Dentro da freguesia de São Mateus do Pico, o sentido de pertença a um lugar ou a um grupo materializa-se no perfil da Capela do Espírito Santo, na pessoa do Mordomo ou Imperador/Imperatriz eleitos no ano transato, na Coroa e seus Símbolos, nas especificidades da Festividade e até no dia escolhido para a realização da mesma (após sete domingos a contar do domingo de Páscoa).
Sempre em crescendo, as Festas em honra do Divino Espírito Santo, com alguns dos seus momentos simbólicos, como as procissões, o cantar do terço, as Coroações, o almoço de sopas, os arraiais e a distribuição de pão, transcendem a freguesia de São Mateus, a ilha do Pico e os Açores, decorrendo em qualquer comunidade onde exista um açoriano, como por exemplo o Brasil, os Estados Unidos, o Canadá, e outros países.
A pobreza de outrora deu lugar ao convívio, à celebração partilhada e à dádiva.
É impressionante a partilha dos mesmos valores, a simbologia vivida à distância de séculos.
É sobre a égide do Espírito Santo que os Açores celebram o seu dia maior, o dia da Região Autónoma.
Tais práticas de solidariedade e partilha em Irmandade, em relação com o Divino Espírito Santo, merecem ser alvo de estudo, inventariação e salvaguarda.
Trata-se da expressão máxima do património cultural imaterial dos Açores, a mais importante marca cultural açoriana, que muitos pretendem candidatar a Património Imaterial da Humanidade pela UNESCO.
Como já foi referido, a Festa em honra do Espírito Santo envolve toda a população da freguesia, bem como alguns ausentes que mantêm viva a chama da devoção à Terceira Pessoa da Santíssima Trindade.
Preparação da Festa do Espírito Santo
A Irmandade possui o seu Império próprio com traça arquitetónica tradicional onde são depositadas as Insígnias: Coroa, Cetro, Estandarte, Varas, fitas, emblemas. Faz parte do seu património uma casa de arrumos com mesas, bancos, louças, talheres, aventais e gravatas.
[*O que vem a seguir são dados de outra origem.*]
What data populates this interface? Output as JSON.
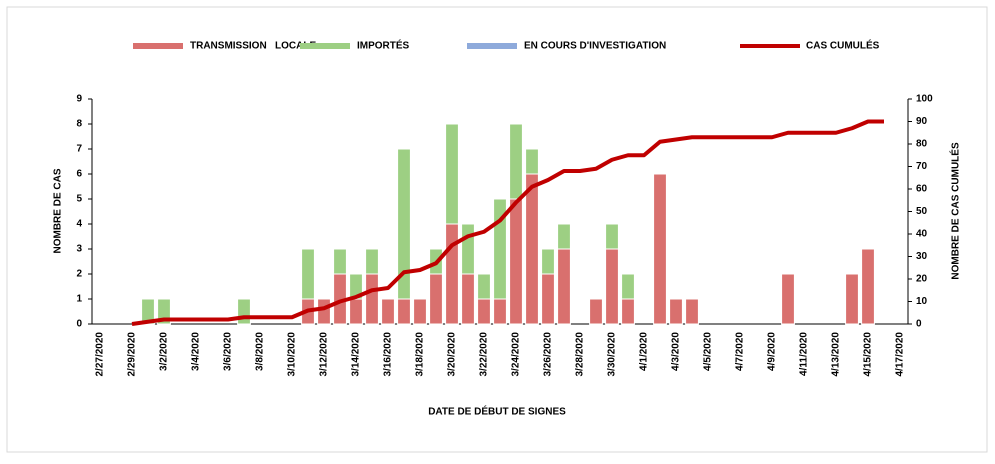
{
  "chart_data": {
    "type": "bar",
    "stacked": true,
    "x_label": "DATE DE DÉBUT DE SIGNES",
    "y_label": "NOMBRE DE CAS",
    "y2_label": "NOMBRE DE CAS CUMULÉS",
    "legend": "top",
    "categories": [
      "2/27/2020",
      null,
      "2/29/2020",
      null,
      "3/2/2020",
      null,
      "3/4/2020",
      null,
      "3/6/2020",
      null,
      "3/8/2020",
      null,
      "3/10/2020",
      null,
      "3/12/2020",
      null,
      "3/14/2020",
      null,
      "3/16/2020",
      null,
      "3/18/2020",
      null,
      "3/20/2020",
      null,
      "3/22/2020",
      null,
      "3/24/2020",
      null,
      "3/26/2020",
      null,
      "3/28/2020",
      null,
      "3/30/2020",
      null,
      "4/1/2020",
      null,
      "4/3/2020",
      null,
      "4/5/2020",
      null,
      "4/7/2020",
      null,
      "4/9/2020",
      null,
      "4/11/2020",
      null,
      "4/13/2020",
      null,
      "4/15/2020",
      null,
      "4/17/2020"
    ],
    "series": [
      {
        "name": "TRANSMISSION   LOCALE",
        "color": "#d9706e",
        "values": [
          0,
          0,
          0,
          0,
          0,
          0,
          0,
          0,
          0,
          0,
          0,
          0,
          0,
          1,
          1,
          2,
          1,
          2,
          1,
          1,
          1,
          2,
          4,
          2,
          1,
          1,
          5,
          6,
          2,
          3,
          0,
          1,
          3,
          1,
          0,
          6,
          1,
          1,
          0,
          0,
          0,
          0,
          0,
          2,
          0,
          0,
          0,
          2,
          3,
          0,
          0
        ]
      },
      {
        "name": "IMPORTÉS",
        "color": "#9dcf83",
        "values": [
          0,
          0,
          0,
          1,
          1,
          0,
          0,
          0,
          0,
          1,
          0,
          0,
          0,
          2,
          0,
          1,
          1,
          1,
          0,
          6,
          0,
          1,
          4,
          2,
          1,
          4,
          3,
          1,
          1,
          1,
          0,
          0,
          1,
          1,
          0,
          0,
          0,
          0,
          0,
          0,
          0,
          0,
          0,
          0,
          0,
          0,
          0,
          0,
          0,
          0,
          0
        ]
      },
      {
        "name": "EN COURS D'INVESTIGATION",
        "color": "#8eaadb",
        "values": [
          0,
          0,
          0,
          0,
          0,
          0,
          0,
          0,
          0,
          0,
          0,
          0,
          0,
          0,
          0,
          0,
          0,
          0,
          0,
          0,
          0,
          0,
          0,
          0,
          0,
          0,
          0,
          0,
          0,
          0,
          0,
          0,
          0,
          0,
          0,
          0,
          0,
          0,
          0,
          0,
          0,
          0,
          0,
          0,
          0,
          0,
          0,
          0,
          0,
          0,
          0
        ]
      },
      {
        "name": "CAS CUMULÉS",
        "type": "line",
        "axis": "y2",
        "color": "#c00000",
        "values": [
          null,
          null,
          0,
          1,
          2,
          2,
          2,
          2,
          2,
          3,
          3,
          3,
          3,
          6,
          7,
          10,
          12,
          15,
          16,
          23,
          24,
          27,
          35,
          39,
          41,
          46,
          54,
          61,
          64,
          68,
          68,
          69,
          73,
          75,
          75,
          81,
          82,
          83,
          83,
          83,
          83,
          83,
          83,
          85,
          85,
          85,
          85,
          87,
          90,
          90,
          null
        ]
      }
    ],
    "ylim": [
      0,
      9
    ],
    "yticks": [
      0,
      1,
      2,
      3,
      4,
      5,
      6,
      7,
      8,
      9
    ],
    "y2lim": [
      0,
      100
    ],
    "y2ticks": [
      0,
      10,
      20,
      30,
      40,
      50,
      60,
      70,
      80,
      90,
      100
    ]
  }
}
Possui ainda uma cozinha ampla e bem apetrechada que permite a cozedura da carne, a confeção da carne assada e do arroz-doce, conhecido popularmente por doce dos pobres.
Estes bens são cedidos a todos os que, durante o ano, cumprem as suas promessas ou, generosamente, gostam de partilhar o bem-estar em que vivem.
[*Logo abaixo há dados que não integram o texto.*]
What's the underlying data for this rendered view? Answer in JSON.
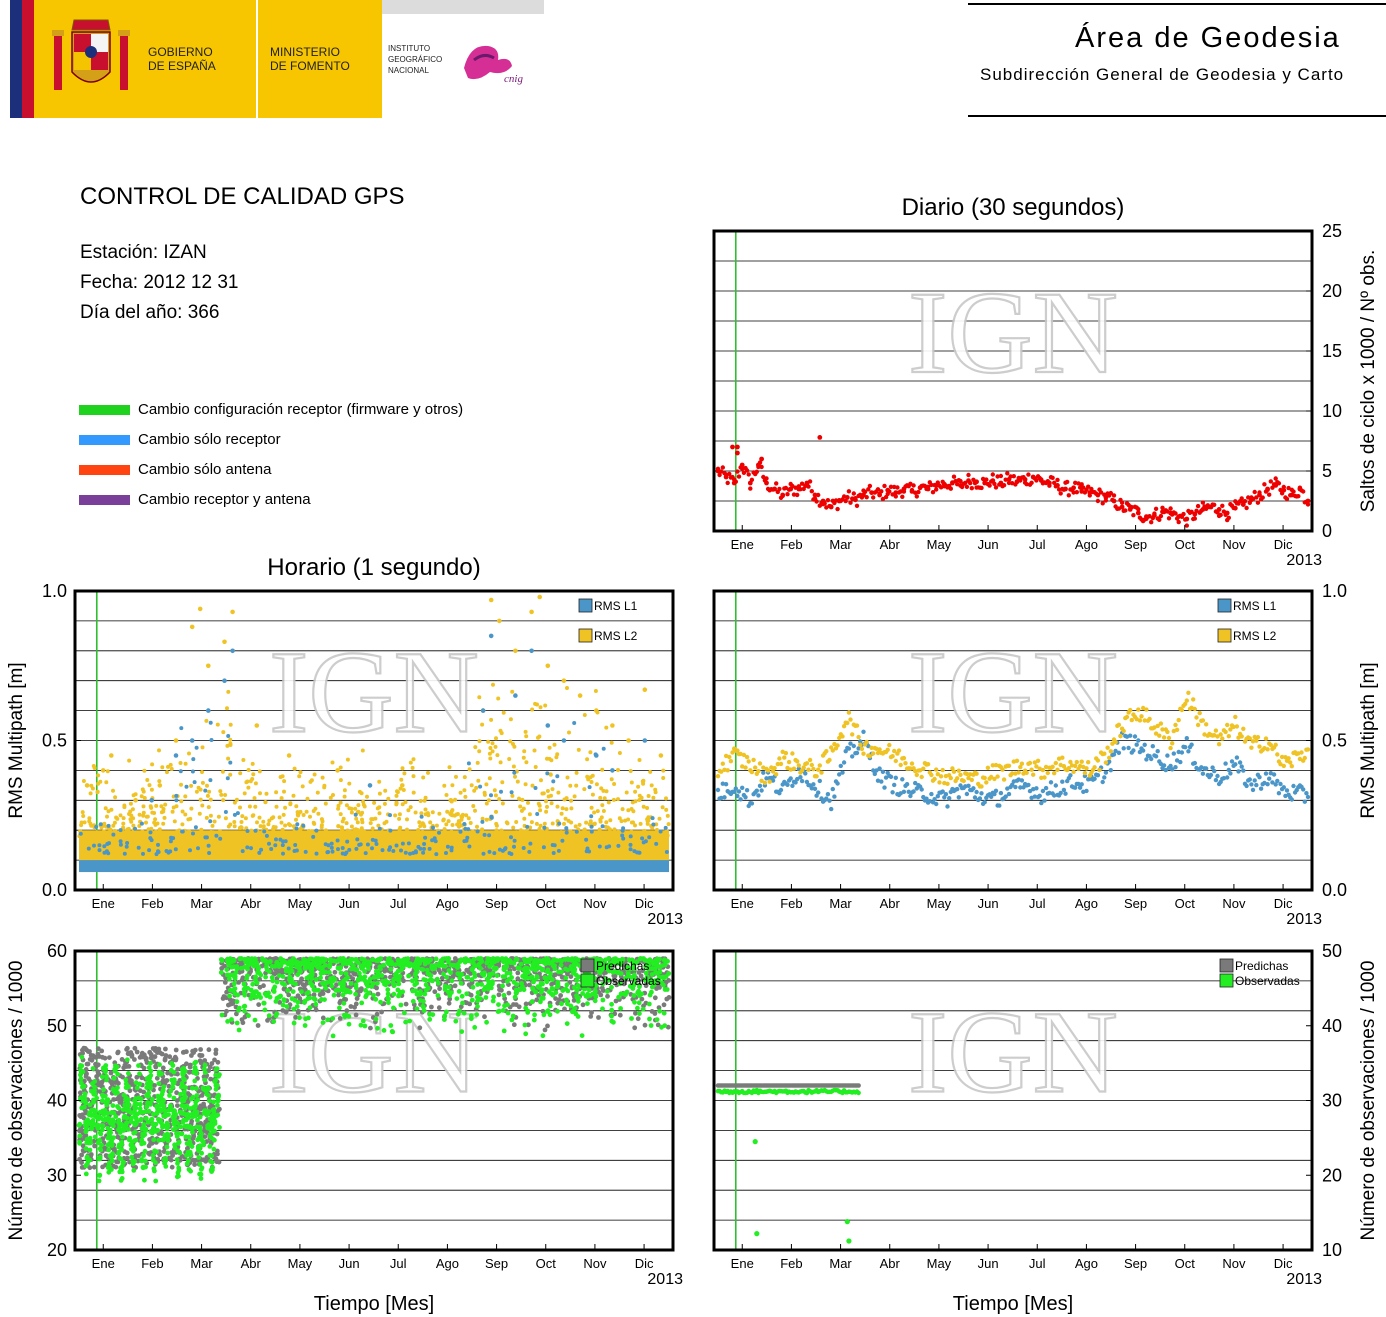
{
  "header": {
    "gov_line1": "GOBIERNO",
    "gov_line2": "DE ESPAÑA",
    "min_line1": "MINISTERIO",
    "min_line2": "DE FOMENTO",
    "ign_line1": "INSTITUTO",
    "ign_line2": "GEOGRÁFICO",
    "ign_line3": "NACIONAL",
    "cnig": "cnig",
    "area_title": "Área de Geodesia",
    "area_subtitle": "Subdirección General de Geodesia y Carto"
  },
  "info": {
    "title": "CONTROL DE CALIDAD GPS",
    "station": "Estación: IZAN",
    "date": "Fecha: 2012 12 31",
    "doy": "Día del año: 366"
  },
  "legend": [
    {
      "label": "Cambio configuración receptor (firmware y otros)",
      "color": "#1ed21e"
    },
    {
      "label": "Cambio sólo receptor",
      "color": "#3399ff"
    },
    {
      "label": "Cambio sólo antena",
      "color": "#ff4411"
    },
    {
      "label": "Cambio receptor y antena",
      "color": "#7a3f99"
    }
  ],
  "watermark": "IGN",
  "colors": {
    "event_line": "#2dbf2d",
    "cycle_slips": "#ee0000",
    "rms_l1": "#4a96c9",
    "rms_l2": "#f0c324",
    "predicted": "#7a7a7a",
    "observed": "#22ee22"
  },
  "chart_data": [
    {
      "id": "cycle-slips-daily",
      "type": "scatter",
      "title": "Diario (30 segundos)",
      "xlabel": "",
      "ylabel": "Saltos de ciclo x 1000 / Nº obs.",
      "x_ticks": [
        "Ene",
        "Feb",
        "Mar",
        "Abr",
        "May",
        "Jun",
        "Jul",
        "Ago",
        "Sep",
        "Oct",
        "Nov",
        "Dic"
      ],
      "x_year": "2013",
      "ylim": [
        0,
        25
      ],
      "y_ticks": [
        0,
        5,
        10,
        15,
        20,
        25
      ],
      "y_axis_side": "right",
      "grid": true,
      "event_line_day": 11,
      "series": [
        {
          "values_x": [
            0,
            5,
            10,
            15,
            20,
            25,
            30,
            35,
            40,
            45,
            50,
            55,
            60,
            65,
            70,
            75,
            80,
            85,
            90,
            95,
            100,
            105,
            110,
            115,
            120,
            125,
            130,
            135,
            140,
            145,
            150,
            155,
            160,
            165,
            170,
            175,
            180,
            185,
            190,
            195,
            200,
            205,
            210,
            215,
            220,
            225,
            230,
            235,
            240,
            245,
            250,
            255,
            260,
            265,
            270,
            275,
            280,
            285,
            290,
            295,
            300,
            305,
            310,
            315,
            320,
            325,
            330,
            335,
            340,
            345,
            350,
            355,
            360,
            365,
            9,
            12,
            27,
            63,
            12
          ],
          "values": [
            5,
            4.5,
            4,
            5.5,
            4,
            5.5,
            4,
            3.5,
            3,
            3.5,
            3.5,
            4,
            3,
            2.5,
            2,
            2.5,
            2.8,
            2.6,
            3,
            3.2,
            3,
            3.4,
            3.2,
            3.5,
            3.3,
            3.6,
            3.5,
            3.8,
            3.9,
            4,
            3.8,
            4.2,
            4.1,
            4,
            4.2,
            4,
            4.3,
            4.1,
            4.3,
            4.5,
            4.2,
            4,
            3.8,
            3.5,
            3.6,
            3.3,
            3.2,
            3,
            2.8,
            2.5,
            2,
            1.8,
            1.5,
            1.2,
            1.3,
            1.6,
            1.5,
            1.2,
            1,
            1.4,
            1.8,
            2,
            1.8,
            1.5,
            1.9,
            2.2,
            2.6,
            3,
            3.5,
            3.8,
            3.4,
            3,
            3.5,
            2.5,
            7,
            7,
            6,
            7.8,
            6.5
          ]
        }
      ]
    },
    {
      "id": "rms-hourly",
      "type": "scatter",
      "title": "Horario (1 segundo)",
      "xlabel": "",
      "ylabel": "RMS Multipath [m]",
      "x_ticks": [
        "Ene",
        "Feb",
        "Mar",
        "Abr",
        "May",
        "Jun",
        "Jul",
        "Ago",
        "Sep",
        "Oct",
        "Nov",
        "Dic"
      ],
      "x_year": "2013",
      "ylim": [
        0.0,
        1.0
      ],
      "y_ticks": [
        "0.0",
        "0.5",
        "1.0"
      ],
      "y_axis_side": "left",
      "grid": true,
      "event_line_day": 11,
      "legend": [
        "RMS L1",
        "RMS L2"
      ],
      "series": [
        {
          "name": "RMS L1",
          "band": [
            0.06,
            0.12
          ],
          "outliers_x": [
            45,
            60,
            70,
            80,
            90,
            95,
            180,
            250,
            255,
            270,
            280,
            290,
            300,
            320,
            330,
            350
          ],
          "outliers": [
            0.3,
            0.45,
            0.5,
            0.6,
            0.7,
            0.8,
            0.35,
            0.6,
            0.85,
            0.65,
            0.8,
            0.55,
            0.5,
            0.45,
            0.4,
            0.5
          ]
        },
        {
          "name": "RMS L2",
          "band": [
            0.1,
            0.2
          ],
          "outliers_x": [
            5,
            15,
            20,
            35,
            50,
            60,
            70,
            75,
            80,
            90,
            95,
            110,
            130,
            160,
            200,
            230,
            250,
            255,
            260,
            270,
            280,
            285,
            290,
            300,
            310,
            320,
            330,
            340,
            350,
            360
          ],
          "outliers": [
            0.35,
            0.4,
            0.45,
            0.3,
            0.35,
            0.5,
            0.88,
            0.94,
            0.75,
            0.83,
            0.93,
            0.55,
            0.45,
            0.4,
            0.35,
            0.3,
            0.6,
            0.97,
            0.9,
            0.8,
            0.93,
            0.98,
            0.75,
            0.7,
            0.65,
            0.6,
            0.55,
            0.5,
            0.67,
            0.45
          ]
        }
      ]
    },
    {
      "id": "rms-daily",
      "type": "scatter",
      "title": "",
      "xlabel": "",
      "ylabel": "RMS Multipath [m]",
      "x_ticks": [
        "Ene",
        "Feb",
        "Mar",
        "Abr",
        "May",
        "Jun",
        "Jul",
        "Ago",
        "Sep",
        "Oct",
        "Nov",
        "Dic"
      ],
      "x_year": "2013",
      "ylim": [
        0.0,
        1.0
      ],
      "y_ticks": [
        "0.0",
        "0.5",
        "1.0"
      ],
      "y_axis_side": "right",
      "grid": true,
      "event_line_day": 11,
      "legend": [
        "RMS L1",
        "RMS L2"
      ],
      "series": [
        {
          "name": "RMS L1",
          "x": [
            0,
            10,
            20,
            30,
            40,
            50,
            60,
            70,
            80,
            90,
            100,
            110,
            120,
            130,
            140,
            150,
            160,
            170,
            180,
            190,
            200,
            210,
            220,
            230,
            240,
            250,
            260,
            270,
            280,
            290,
            300,
            310,
            320,
            330,
            340,
            350,
            360
          ],
          "values": [
            0.32,
            0.35,
            0.3,
            0.38,
            0.33,
            0.4,
            0.35,
            0.3,
            0.45,
            0.5,
            0.38,
            0.35,
            0.33,
            0.32,
            0.3,
            0.34,
            0.32,
            0.3,
            0.33,
            0.35,
            0.32,
            0.34,
            0.36,
            0.35,
            0.4,
            0.5,
            0.48,
            0.45,
            0.42,
            0.48,
            0.4,
            0.38,
            0.42,
            0.35,
            0.38,
            0.33,
            0.32
          ]
        },
        {
          "name": "RMS L2",
          "x": [
            0,
            10,
            20,
            30,
            40,
            50,
            60,
            70,
            80,
            90,
            100,
            110,
            120,
            130,
            140,
            150,
            160,
            170,
            180,
            190,
            200,
            210,
            220,
            230,
            240,
            250,
            260,
            270,
            280,
            290,
            300,
            310,
            320,
            330,
            340,
            350,
            360
          ],
          "values": [
            0.4,
            0.45,
            0.42,
            0.38,
            0.44,
            0.42,
            0.4,
            0.45,
            0.58,
            0.48,
            0.47,
            0.45,
            0.42,
            0.4,
            0.38,
            0.38,
            0.37,
            0.39,
            0.4,
            0.42,
            0.4,
            0.42,
            0.42,
            0.4,
            0.45,
            0.55,
            0.6,
            0.55,
            0.5,
            0.65,
            0.55,
            0.5,
            0.55,
            0.48,
            0.5,
            0.42,
            0.45
          ]
        }
      ]
    },
    {
      "id": "obs-hourly",
      "type": "scatter",
      "title": "",
      "xlabel": "Tiempo [Mes]",
      "ylabel": "Número de observaciones / 1000",
      "x_ticks": [
        "Ene",
        "Feb",
        "Mar",
        "Abr",
        "May",
        "Jun",
        "Jul",
        "Ago",
        "Sep",
        "Oct",
        "Nov",
        "Dic"
      ],
      "x_year": "2013",
      "ylim": [
        20,
        60
      ],
      "y_ticks": [
        20,
        30,
        40,
        50,
        60
      ],
      "y_axis_side": "left",
      "grid": true,
      "event_line_day": 11,
      "legend": [
        "Predichas",
        "Observadas"
      ],
      "series": [
        {
          "name": "Predichas",
          "segments": [
            {
              "x": [
                0,
                87
              ],
              "band": [
                31,
                47
              ]
            },
            {
              "x": [
                88,
                365
              ],
              "band": [
                53,
                59
              ]
            }
          ]
        },
        {
          "name": "Observadas",
          "segments": [
            {
              "x": [
                0,
                87
              ],
              "band": [
                30,
                47
              ]
            },
            {
              "x": [
                88,
                365
              ],
              "band": [
                52,
                59
              ]
            }
          ]
        }
      ]
    },
    {
      "id": "obs-daily",
      "type": "scatter",
      "title": "",
      "xlabel": "Tiempo [Mes]",
      "ylabel": "Número de observaciones / 1000",
      "x_ticks": [
        "Ene",
        "Feb",
        "Mar",
        "Abr",
        "May",
        "Jun",
        "Jul",
        "Ago",
        "Sep",
        "Oct",
        "Nov",
        "Dic"
      ],
      "x_year": "2013",
      "ylim": [
        10,
        50
      ],
      "y_ticks": [
        10,
        20,
        30,
        40,
        50
      ],
      "y_axis_side": "right",
      "grid": true,
      "event_line_day": 11,
      "legend": [
        "Predichas",
        "Observadas"
      ],
      "series": [
        {
          "name": "Predichas",
          "x_range": [
            0,
            87
          ],
          "value": 32
        },
        {
          "name": "Observadas",
          "x_range": [
            0,
            87
          ],
          "value": 31.2,
          "outliers_x": [
            23,
            24,
            80,
            81
          ],
          "outliers": [
            24.5,
            12.2,
            13.8,
            11.2
          ]
        }
      ]
    }
  ]
}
A primeira preocupação do Mordomo e da sua equipa consiste em “arrolar o pão”: percorrer a freguesia e perguntar em todas as casas se dão ou não pão (rosquilhas) ou se cumprem a sua obrigação de irmão com dinheiro. Contas feitas, todos procuram ficar tranquilos sem o embaraço que aconteceria se alguém passasse e não levasse uma rosquilha, lembrança, relíquia ou “arrelique”, na voz simples do povo.
No domingo anterior à Festa do Espírito Santo (Dia de Pentecostes), as Insígnias do Espírito Santo saem do Império para a casa do Mordomo.
Durante a semana, na casa do Mordomo ou Imperador/Imperatriz, vizinhos e amigos juntam-se para cantar o terço em louvor do Espírito Santo, bem como as preces tradicionais. A Coroa com o Cetro fica depositada em altar próprio, ornamentado com flores vermelhas e brancas. O Estandarte vermelho, encimado com a pomba branca é, normalmente, posto em saliência numa das janelas da casa para assinalar que aquela é a casa do Mordomo ou Imperador. Também o portão é enfeitado com um arco de verdura para solenizar a entrada das Insígnias.
No fim do terço o Cetro é beijado por todos os presentes e há sempre um brinde com a massa “sovada” e vinho típico da freguesia.
De realçar que um foguete assinala o início do Terço e foguetes, em profusão, assinalam os momentos mais solenes da Festa sobretudo, o início da distribuição do pão.